25 years later and Irish America continues to play apivotal role in the efforts to strength the peace process and to advance the Sinn Féin goal of Irish unity. The Labor Movement in the USA is a critical component of Irish America. That influence has been especially evident in recent months in the lobbying by Irish American groups and leaders around the Brexit issue and the need for a referendum on Irish Unity.
On Capitol Hill their efforts secured support for the so-called ‘Backstop.’ The opposition of key Congressional leaders to British and DUP efforts to undermine the Good Friday Agreement has been very public. One recent example of this was the intervention by Speaker Nancy Pelosi in which she again rejected suggestions of a speedy trade deal between the USA and British government following Brexit.
Speaker Pelosi said: The Good Friday Agreement serves as the bedrock of peace in Northern Ireland and as a beacon of hope for the entire world… Whatever form it takes, Brexit cannot be allowed to imperil the Good Friday Agreement, including the seamless border between the Irish Republic and Northern Ireland, … If Brexit undermines the Good Friday accord, there will be no chance of a U.S.-U.K. trade agreement passing the Congress.”

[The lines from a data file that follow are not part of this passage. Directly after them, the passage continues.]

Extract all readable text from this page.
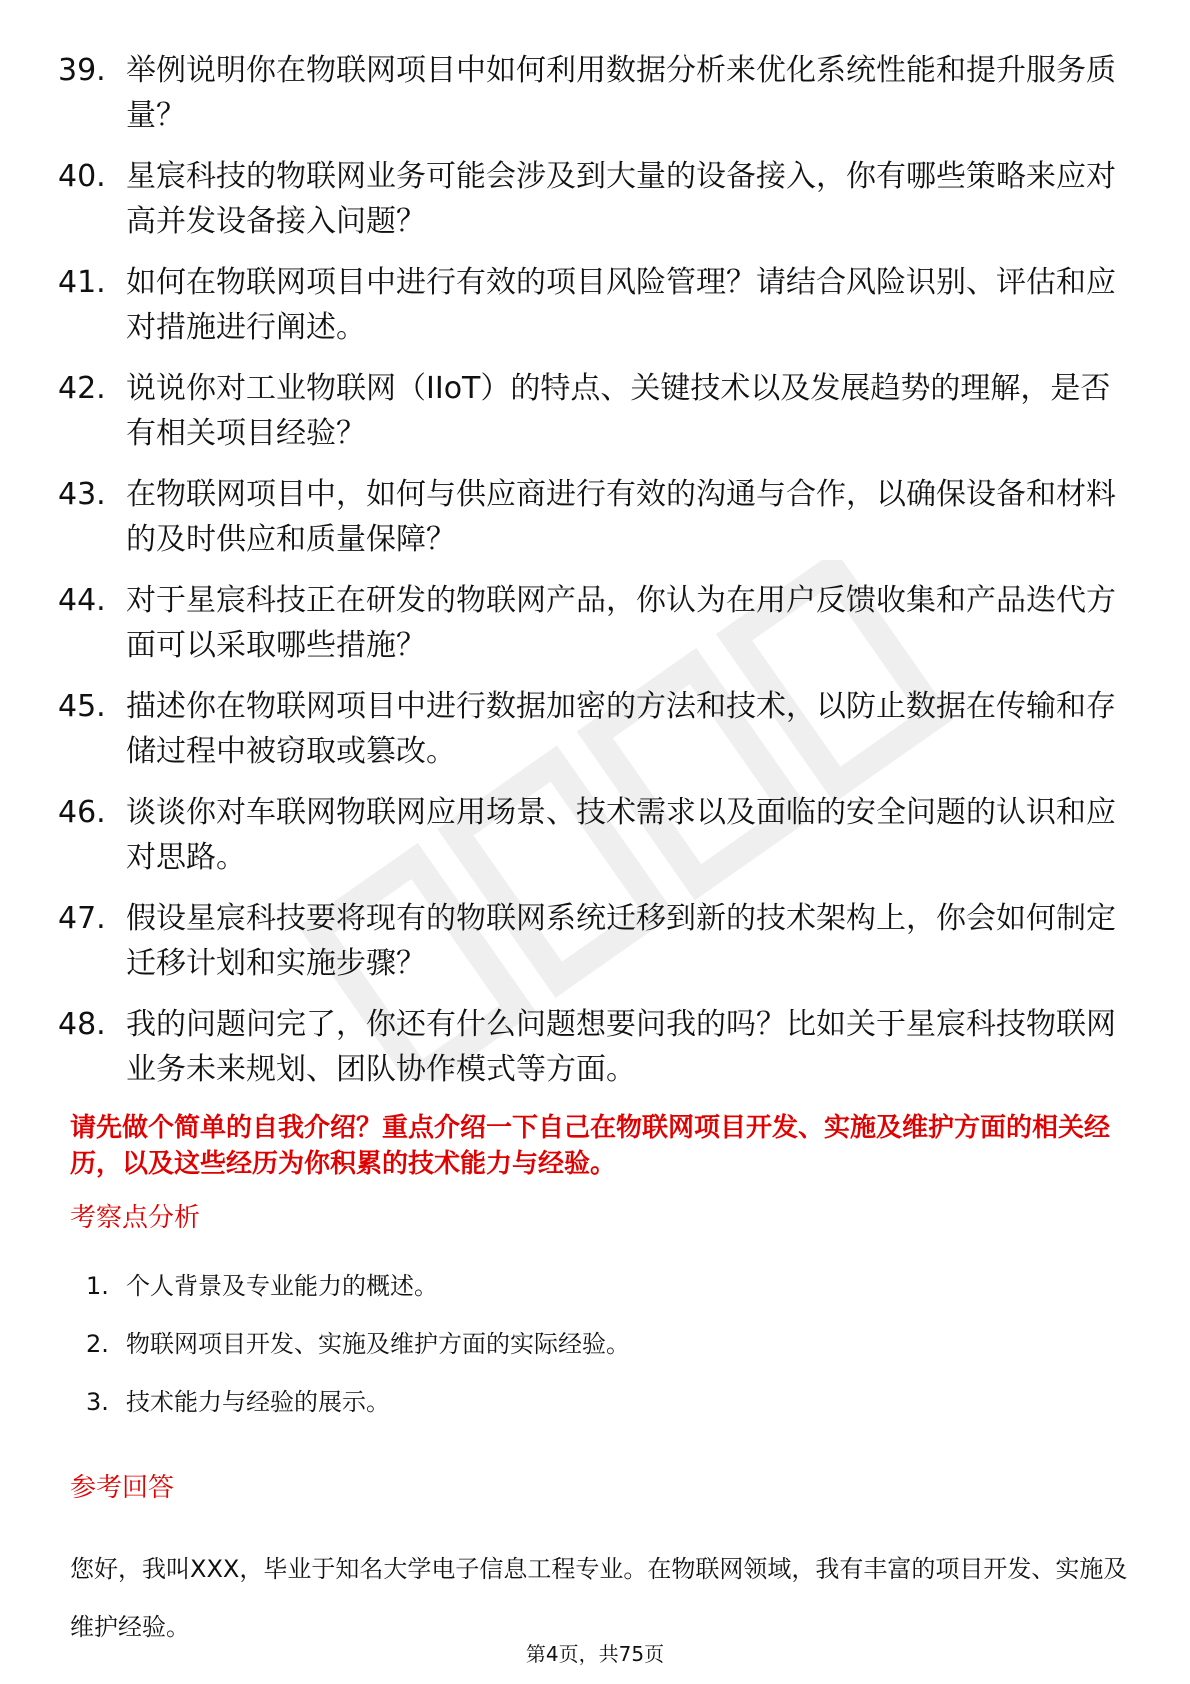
39. 举例说明你在物联网项目中如何利用数据分析来优化系统性能和提升服务质量？
40. 星宸科技的物联网业务可能会涉及到大量的设备接入，你有哪些策略来应对高并发设备接入问题？
41. 如何在物联网项目中进行有效的项目风险管理？请结合风险识别、评估和应对措施进行阐述。
42. 说说你对工业物联网（IIoT）的特点、关键技术以及发展趋势的理解，是否有相关项目经验？
43. 在物联网项目中，如何与供应商进行有效的沟通与合作，以确保设备和材料的及时供应和质量保障？
44. 对于星宸科技正在研发的物联网产品，你认为在用户反馈收集和产品迭代方面可以采取哪些措施？
45. 描述你在物联网项目中进行数据加密的方法和技术，以防止数据在传输和存储过程中被窃取或篡改。
46. 谈谈你对车联网物联网应用场景、技术需求以及面临的安全问题的认识和应对思路。
47. 假设星宸科技要将现有的物联网系统迁移到新的技术架构上，你会如何制定迁移计划和实施步骤？
48. 我的问题问完了，你还有什么问题想要问我的吗？比如关于星宸科技物联网业务未来规划、团队协作模式等方面。
请先做个简单的自我介绍？重点介绍一下自己在物联网项目开发、实施及维护方面的相关经历，以及这些经历为你积累的技术能力与经验。
考察点分析
1. 个人背景及专业能力的概述。
2. 物联网项目开发、实施及维护方面的实际经验。
3. 技术能力与经验的展示。
参考回答
您好，我叫XXX，毕业于知名大学电子信息工程专业。在物联网领域，我有丰富的项目开发、实施及维护经验。
第4页，共75页
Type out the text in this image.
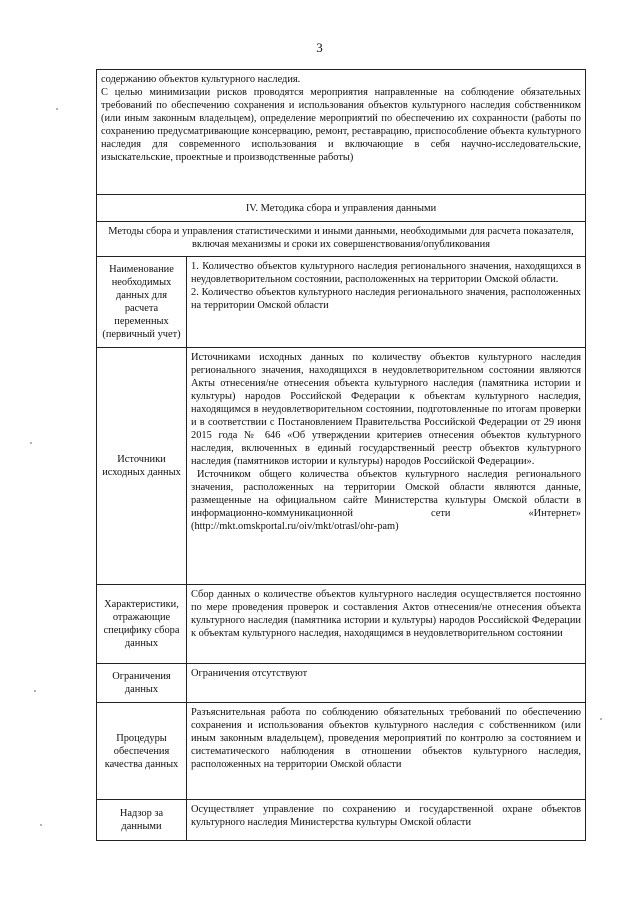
3

содержанию объектов культурного наследия.

С целью минимизации рисков проводятся мероприятия направленные на соблюдение обязательных требований по обеспечению сохранения и использования объектов культурного наследия собственником (или иным законным владельцем), определение мероприятий по обеспечению их сохранности (работы по сохранению предусматривающие консервацию, ремонт, реставрацию, приспособление объекта культурного наследия для современного использования и включающие в себя научно-исследовательские, изыскательские, проектные и производственные работы)

IV. Методика сбора и управления данными
Методы сбора и управления статистическими и иными данными, необходимыми для расчета показателя, включая механизмы и сроки их совершенствования/опубликования
Наименование необходимых данных для расчета переменных (первичный учет)

1. Количество объектов культурного наследия регионального значения, находящихся в неудовлетворительном состоянии, расположенных на территории Омской области.

2. Количество объектов культурного наследия регионального значения, расположенных на территории Омской области

Источники исходных данных

Источниками исходных данных по количеству объектов культурного наследия регионального значения, находящихся в неудовлетворительном состоянии являются Акты отнесения/не отнесения объекта культурного наследия (памятника истории и культуры) народов Российской Федерации к объектам культурного наследия, находящимся в неудовлетворительном состоянии, подготовленные по итогам проверки и в соответствии с Постановлением Правительства Российской Федерации от 29 июня 2015 года № 646 «Об утверждении критериев отнесения объектов культурного наследия, включенных в единый государственный реестр объектов культурного наследия (памятников истории и культуры) народов Российской Федерации».

Источником общего количества объектов культурного наследия регионального значения, расположенных на территории Омской области являются данные, размещенные на официальном сайте Министерства культуры Омской области в информационно-коммуникационной сети «Интернет» (http://mkt.omskportal.ru/oiv/mkt/otrasl/ohr-pam)

Характеристики, отражающие специфику сбора данных

Сбор данных о количестве объектов культурного наследия осуществляется постоянно по мере проведения проверок и составления Актов отнесения/не отнесения объекта культурного наследия (памятника истории и культуры) народов Российской Федерации к объектам культурного наследия, находящимся в неудовлетворительном состоянии

Ограничения данных

Ограничения отсутствуют

Процедуры обеспечения качества данных

Разъяснительная работа по соблюдению обязательных требований по обеспечению сохранения и использования объектов культурного наследия с собственником (или иным законным владельцем), проведения мероприятий по контролю за состоянием и систематического наблюдения в отношении объектов культурного наследия, расположенных на территории Омской области

Надзор за данными

Осуществляет управление по сохранению и государственной охране объектов культурного наследия Министерства культуры Омской области
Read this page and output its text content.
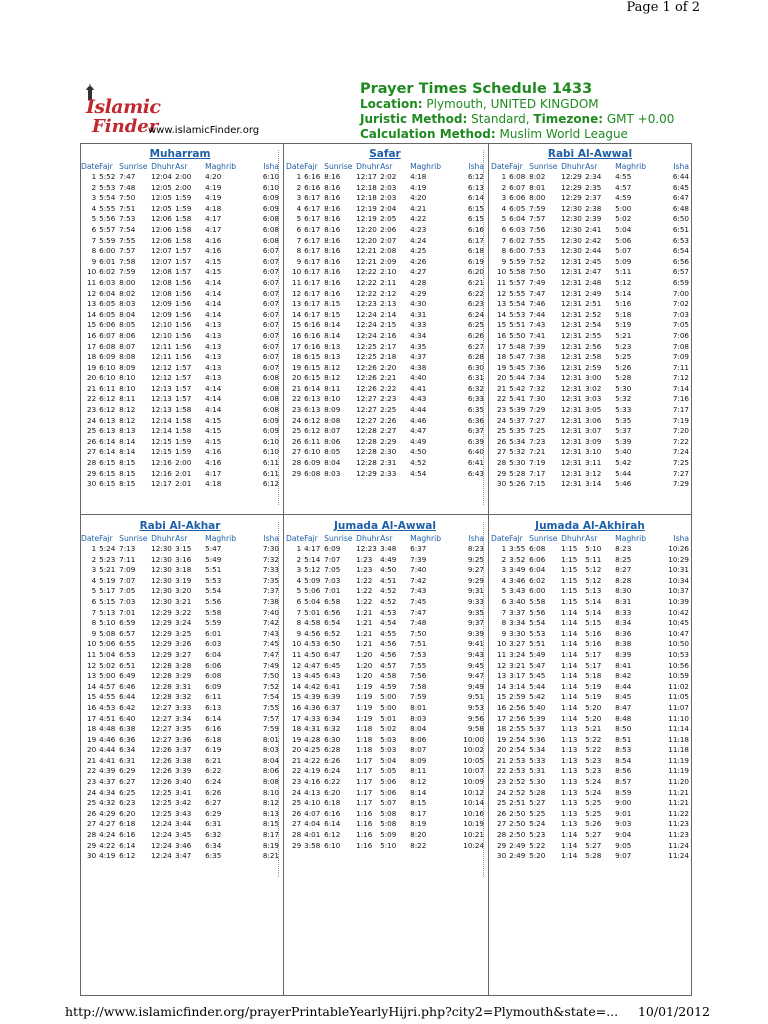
Page 1 of 2
Islamic
Finder
www.islamicFinder.org
Prayer Times Schedule 1433
Location: Plymouth, UNITED KINGDOM
Juristic Method: Standard, Timezone: GMT +0.00
Calculation Method: Muslim World League
Muharram
Date	Fajr	Sunrise	Dhuhr	Asr	Maghrib	Isha
1	5:52	7:47	12:04	2:00	4:20	6:10
2	5:53	7:48	12:05	2:00	4:19	6:10
3	5:54	7:50	12:05	1:59	4:19	6:09
4	5:55	7:51	12:05	1:59	4:18	6:09
5	5:56	7:53	12:06	1:58	4:17	6:08
6	5:57	7:54	12:06	1:58	4:17	6:08
7	5:59	7:55	12:06	1:58	4:16	6:08
8	6:00	7:57	12:07	1:57	4:16	6:07
9	6:01	7:58	12:07	1:57	4:15	6:07
10	6:02	7:59	12:08	1:57	4:15	6:07
11	6:03	8:00	12:08	1:56	4:14	6:07
12	6:04	8:02	12:08	1:56	4:14	6:07
13	6:05	8:03	12:09	1:56	4:14	6:07
14	6:05	8:04	12:09	1:56	4:14	6:07
15	6:06	8:05	12:10	1:56	4:13	6:07
16	6:07	8:06	12:10	1:56	4:13	6:07
17	6:08	8:07	12:11	1:56	4:13	6:07
18	6:09	8:08	12:11	1:56	4:13	6:07
19	6:10	8:09	12:12	1:57	4:13	6:07
20	6:10	8:10	12:12	1:57	4:13	6:08
21	6:11	8:10	12:13	1:57	4:14	6:08
22	6:12	8:11	12:13	1:57	4:14	6:08
23	6:12	8:12	12:13	1:58	4:14	6:08
24	6:13	8:12	12:14	1:58	4:15	6:09
25	6:13	8:13	12:14	1:58	4:15	6:09
26	6:14	8:14	12:15	1:59	4:15	6:10
27	6:14	8:14	12:15	1:59	4:16	6:10
28	6:15	8:15	12:16	2:00	4:16	6:11
29	6:15	8:15	12:16	2:01	4:17	6:11
30	6:15	8:15	12:17	2:01	4:18	6:12
Safar
Date	Fajr	Sunrise	Dhuhr	Asr	Maghrib	Isha
1	6:16	8:16	12:17	2:02	4:18	6:12
2	6:16	8:16	12:18	2:03	4:19	6:13
3	6:17	8:16	12:18	2:03	4:20	6:14
4	6:17	8:16	12:19	2:04	4:21	6:15
5	6:17	8:16	12:19	2:05	4:22	6:15
6	6:17	8:16	12:20	2:06	4:23	6:16
7	6:17	8:16	12:20	2:07	4:24	6:17
8	6:17	8:16	12:21	2:08	4:25	6:18
9	6:17	8:16	12:21	2:09	4:26	6:19
10	6:17	8:16	12:22	2:10	4:27	6:20
11	6:17	8:16	12:22	2:11	4:28	6:21
12	6:17	8:16	12:22	2:12	4:29	6:22
13	6:17	8:15	12:23	2:13	4:30	6:23
14	6:17	8:15	12:24	2:14	4:31	6:24
15	6:16	8:14	12:24	2:15	4:33	6:25
16	6:16	8:14	12:24	2:16	4:34	6:26
17	6:16	8:13	12:25	2:17	4:35	6:27
18	6:15	8:13	12:25	2:18	4:37	6:28
19	6:15	8:12	12:26	2:20	4:38	6:30
20	6:15	8:12	12:26	2:21	4:40	6:31
21	6:14	8:11	12:26	2:22	4:41	6:32
22	6:13	8:10	12:27	2:23	4:43	6:33
23	6:13	8:09	12:27	2:25	4:44	6:35
24	6:12	8:08	12:27	2:26	4:46	6:36
25	6:12	8:07	12:28	2:27	4:47	6:37
26	6:11	8:06	12:28	2:29	4:49	6:39
27	6:10	8:05	12:28	2:30	4:50	6:40
28	6:09	8:04	12:28	2:31	4:52	6:41
29	6:08	8:03	12:29	2:33	4:54	6:43
Rabi Al-Awwal
Date	Fajr	Sunrise	Dhuhr	Asr	Maghrib	Isha
1	6:08	8:02	12:29	2:34	4:55	6:44
2	6:07	8:01	12:29	2:35	4:57	6:45
3	6:06	8:00	12:29	2:37	4:59	6:47
4	6:05	7:59	12:30	2:38	5:00	6:48
5	6:04	7:57	12:30	2:39	5:02	6:50
6	6:03	7:56	12:30	2:41	5:04	6:51
7	6:02	7:55	12:30	2:42	5:06	6:53
8	6:00	7:53	12:30	2:44	5:07	6:54
9	5:59	7:52	12:31	2:45	5:09	6:56
10	5:58	7:50	12:31	2:47	5:11	6:57
11	5:57	7:49	12:31	2:48	5:12	6:59
12	5:55	7:47	12:31	2:49	5:14	7:00
13	5:54	7:46	12:31	2:51	5:16	7:02
14	5:53	7:44	12:31	2:52	5:18	7:03
15	5:51	7:43	12:31	2:54	5:19	7:05
16	5:50	7:41	12:31	2:55	5:21	7:06
17	5:48	7:39	12:31	2:56	5:23	7:08
18	5:47	7:38	12:31	2:58	5:25	7:09
19	5:45	7:36	12:31	2:59	5:26	7:11
20	5:44	7:34	12:31	3:00	5:28	7:12
21	5:42	7:32	12:31	3:02	5:30	7:14
22	5:41	7:30	12:31	3:03	5:32	7:16
23	5:39	7:29	12:31	3:05	5:33	7:17
24	5:37	7:27	12:31	3:06	5:35	7:19
25	5:35	7:25	12:31	3:07	5:37	7:20
26	5:34	7:23	12:31	3:09	5:39	7:22
27	5:32	7:21	12:31	3:10	5:40	7:24
28	5:30	7:19	12:31	3:11	5:42	7:25
29	5:28	7:17	12:31	3:12	5:44	7:27
30	5:26	7:15	12:31	3:14	5:46	7:29
Rabi Al-Akhar
Date	Fajr	Sunrise	Dhuhr	Asr	Maghrib	Isha
1	5:24	7:13	12:30	3:15	5:47	7:30
2	5:23	7:11	12:30	3:16	5:49	7:32
3	5:21	7:09	12:30	3:18	5:51	7:33
4	5:19	7:07	12:30	3:19	5:53	7:35
5	5:17	7:05	12:30	3:20	5:54	7:37
6	5:15	7:03	12:30	3:21	5:56	7:38
7	5:13	7:01	12:29	3:22	5:58	7:40
8	5:10	6:59	12:29	3:24	5:59	7:42
9	5:08	6:57	12:29	3:25	6:01	7:43
10	5:06	6:55	12:29	3:26	6:03	7:45
11	5:04	6:53	12:29	3:27	6:04	7:47
12	5:02	6:51	12:28	3:28	6:06	7:49
13	5:00	6:49	12:28	3:29	6:08	7:50
14	4:57	6:46	12:28	3:31	6:09	7:52
15	4:55	6:44	12:28	3:32	6:11	7:54
16	4:53	6:42	12:27	3:33	6:13	7:55
17	4:51	6:40	12:27	3:34	6:14	7:57
18	4:48	6:38	12:27	3:35	6:16	7:59
19	4:46	6:36	12:27	3:36	6:18	8:01
20	4:44	6:34	12:26	3:37	6:19	8:03
21	4:41	6:31	12:26	3:38	6:21	8:04
22	4:39	6:29	12:26	3:39	6:22	8:06
23	4:37	6:27	12:26	3:40	6:24	8:08
24	4:34	6:25	12:25	3:41	6:26	8:10
25	4:32	6:23	12:25	3:42	6:27	8:12
26	4:29	6:20	12:25	3:43	6:29	8:13
27	4:27	6:18	12:24	3:44	6:31	8:15
28	4:24	6:16	12:24	3:45	6:32	8:17
29	4:22	6:14	12:24	3:46	6:34	8:19
30	4:19	6:12	12:24	3:47	6:35	8:21
Jumada Al-Awwal
Date	Fajr	Sunrise	Dhuhr	Asr	Maghrib	Isha
1	4:17	6:09	12:23	3:48	6:37	8:23
2	5:14	7:07	1:23	4:49	7:39	9:25
3	5:12	7:05	1:23	4:50	7:40	9:27
4	5:09	7:03	1:22	4:51	7:42	9:29
5	5:06	7:01	1:22	4:52	7:43	9:31
6	5:04	6:58	1:22	4:52	7:45	9:33
7	5:01	6:56	1:21	4:53	7:47	9:35
8	4:58	6:54	1:21	4:54	7:48	9:37
9	4:56	6:52	1:21	4:55	7:50	9:39
10	4:53	6:50	1:21	4:56	7:51	9:41
11	4:50	6:47	1:20	4:56	7:53	9:43
12	4:47	6:45	1:20	4:57	7:55	9:45
13	4:45	6:43	1:20	4:58	7:56	9:47
14	4:42	6:41	1:19	4:59	7:58	9:49
15	4:39	6:39	1:19	5:00	7:59	9:51
16	4:36	6:37	1:19	5:00	8:01	9:53
17	4:33	6:34	1:19	5:01	8:03	9:56
18	4:31	6:32	1:18	5:02	8:04	9:58
19	4:28	6:30	1:18	5:03	8:06	10:00
20	4:25	6:28	1:18	5:03	8:07	10:02
21	4:22	6:26	1:17	5:04	8:09	10:05
22	4:19	6:24	1:17	5:05	8:11	10:07
23	4:16	6:22	1:17	5:06	8:12	10:09
24	4:13	6:20	1:17	5:06	8:14	10:12
25	4:10	6:18	1:17	5:07	8:15	10:14
26	4:07	6:16	1:16	5:08	8:17	10:16
27	4:04	6:14	1:16	5:08	8:19	10:19
28	4:01	6:12	1:16	5:09	8:20	10:21
29	3:58	6:10	1:16	5:10	8:22	10:24
Jumada Al-Akhirah
Date	Fajr	Sunrise	Dhuhr	Asr	Maghrib	Isha
1	3:55	6:08	1:15	5:10	8:23	10:26
2	3:52	6:06	1:15	5:11	8:25	10:29
3	3:49	6:04	1:15	5:12	8:27	10:31
4	3:46	6:02	1:15	5:12	8:28	10:34
5	3:43	6:00	1:15	5:13	8:30	10:37
6	3:40	5:58	1:15	5:14	8:31	10:39
7	3:37	5:56	1:14	5:14	8:33	10:42
8	3:34	5:54	1:14	5:15	8:34	10:45
9	3:30	5:53	1:14	5:16	8:36	10:47
10	3:27	5:51	1:14	5:16	8:38	10:50
11	3:24	5:49	1:14	5:17	8:39	10:53
12	3:21	5:47	1:14	5:17	8:41	10:56
13	3:17	5:45	1:14	5:18	8:42	10:59
14	3:14	5:44	1:14	5:19	8:44	11:02
15	2:59	5:42	1:14	5:19	8:45	11:05
16	2:56	5:40	1:14	5:20	8:47	11:07
17	2:56	5:39	1:14	5:20	8:48	11:10
18	2:55	5:37	1:13	5:21	8:50	11:14
19	2:54	5:36	1:13	5:22	8:51	11:18
20	2:54	5:34	1:13	5:22	8:53	11:18
21	2:53	5:33	1:13	5:23	8:54	11:19
22	2:53	5:31	1:13	5:23	8:56	11:19
23	2:52	5:30	1:13	5:24	8:57	11:20
24	2:52	5:28	1:13	5:24	8:59	11:21
25	2:51	5:27	1:13	5:25	9:00	11:21
26	2:50	5:25	1:13	5:25	9:01	11:22
27	2:50	5:24	1:13	5:26	9:03	11:23
28	2:50	5:23	1:14	5:27	9:04	11:23
29	2:49	5:22	1:14	5:27	9:05	11:24
30	2:49	5:20	1:14	5:28	9:07	11:24
http://www.islamicfinder.org/prayerPrintableYearlyHijri.php?city2=Plymouth&state=... 10/01/2012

This has been reinforced by Congress members, including Richie Neal, who is the Chair of the powerful Congressional Ways and Means Committee.

25 years ago our journey brought us to Boston where we were greeted by Senator Ted Kennedy. On Thursday we arrive at JFK airport in New York. As we land the debacle over Brexit at Westminster gets worse. An unelected minority government, with an unelected Prime Minister at its head, is seeking to reshape the British political landscape in a way that will further its right wing, populist, agenda. Claims of shock and outrage that Johnson will ignore the law - just passed requiring him to seek an extension from the EU for negotiations - rings hollow to Irish citizens who can recall countless occasions when British governments – both Tory and Labour - ignored their own laws and international laws in their dealings with Ireland. 

The economic, political and social threats posed by British machinations to the island of Ireland are enormous. Another economic report last week predicted thousands of job losses in the North. Last Thursday An Taoiseach Leo Varadkar told the British-Irish Chamber of Commerce that checks on goods entering the South would be required “near the Border” in the event of a no-deal Brexit. He also confirmed that the government is in discussions with the European Commission over what cross-border checks will be required. He should be making it clear that there will be no checks anywhere on the island of Ireland.

In addition, at this most critical time the reality is that despite the best efforts of Sinn Féin there are no meaningful discussions taking place at this time with the DUP to restore the political institutions in the North. The DUP is singularly focussed on its alliance with Boris Johnson and the Conservative Party.
So, and not for the first time, the peace process, and the island of Ireland is in dangerous waters. The chaos of Brexit has once again confirmed that Irish interests are not British interests.At the same time the political and economic uncertainty and the deeply corrupt nature of British politics, exposed by this crisis, has created, once again discussions on the merits of Irish Unity. It is an argument I take with me to our friends in the USA.